E estendendo a mão para abarcar os campos cultivados ao redor de sua fazenda:
- Não lamente a destruição da natureza selvagem. O que você vê aqui, também é natureza, mas uma criada pela mão do homem através do engenho que lhe concedeu o Criador.
De uma coisa eu estava certo: os colonos detestavam árvores. Seja lá por qual razão fosse, preferiam ver um terreno descampado do que ostentando uma potencial fonte de sombra. O reverendo riu quando fiz esse comentário.
- Então não percebeu o motivo? Homem, esse é o símbolo da nossa vitória sobre o sertão! Quando aqui chegamos, terra não se via, era tudo coberto por esse desperdício verdejante… nós não comemos árvores, você sabe. Precisamos da terra para plantar e criar nosso gado.
- E o que será das futuras gerações, reverendo, que não conhecerão toda essa fartura? - Ponderei. - Será que não recriminarão seus pais e avós, por não terem sido previdentes na preservação de um pouco dessa natureza selvagem que todos aqui parecem tão sinceramente odiar?

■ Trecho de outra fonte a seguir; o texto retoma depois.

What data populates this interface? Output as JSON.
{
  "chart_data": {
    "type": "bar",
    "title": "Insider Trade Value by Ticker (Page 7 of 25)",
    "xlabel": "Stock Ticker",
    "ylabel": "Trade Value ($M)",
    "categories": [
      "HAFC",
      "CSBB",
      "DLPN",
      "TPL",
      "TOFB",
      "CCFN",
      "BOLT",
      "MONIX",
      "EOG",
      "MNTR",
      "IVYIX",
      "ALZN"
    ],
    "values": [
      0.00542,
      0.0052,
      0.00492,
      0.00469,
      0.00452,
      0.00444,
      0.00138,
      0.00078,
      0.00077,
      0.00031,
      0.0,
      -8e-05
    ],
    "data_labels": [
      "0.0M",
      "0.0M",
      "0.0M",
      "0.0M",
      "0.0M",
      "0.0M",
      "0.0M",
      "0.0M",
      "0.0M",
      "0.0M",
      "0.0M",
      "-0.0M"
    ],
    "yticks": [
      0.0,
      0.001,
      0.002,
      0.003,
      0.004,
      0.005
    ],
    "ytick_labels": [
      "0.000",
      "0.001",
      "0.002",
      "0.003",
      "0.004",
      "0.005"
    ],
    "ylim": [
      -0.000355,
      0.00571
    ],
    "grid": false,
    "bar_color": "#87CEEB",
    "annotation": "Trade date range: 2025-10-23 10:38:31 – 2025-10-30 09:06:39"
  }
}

- Quando nosso trabalho houver terminado, e pouco restar que possa ser chamado de "selvagem"… e me refiro também aos iroqueses que antes habitavam estas terras… então, talvez estes futuros nova-iorquinos possam lamentar um passado que jamais conheceram - concedeu. - Mas que saibam eles, devem a segurança do seu futuro à nossa luta árdua, contra os rigores impostos por uma natureza hostil.
No fundo, eu sabia, o reverendo estava certo. Embora isto não significasse que o remorso fatalmente não viria.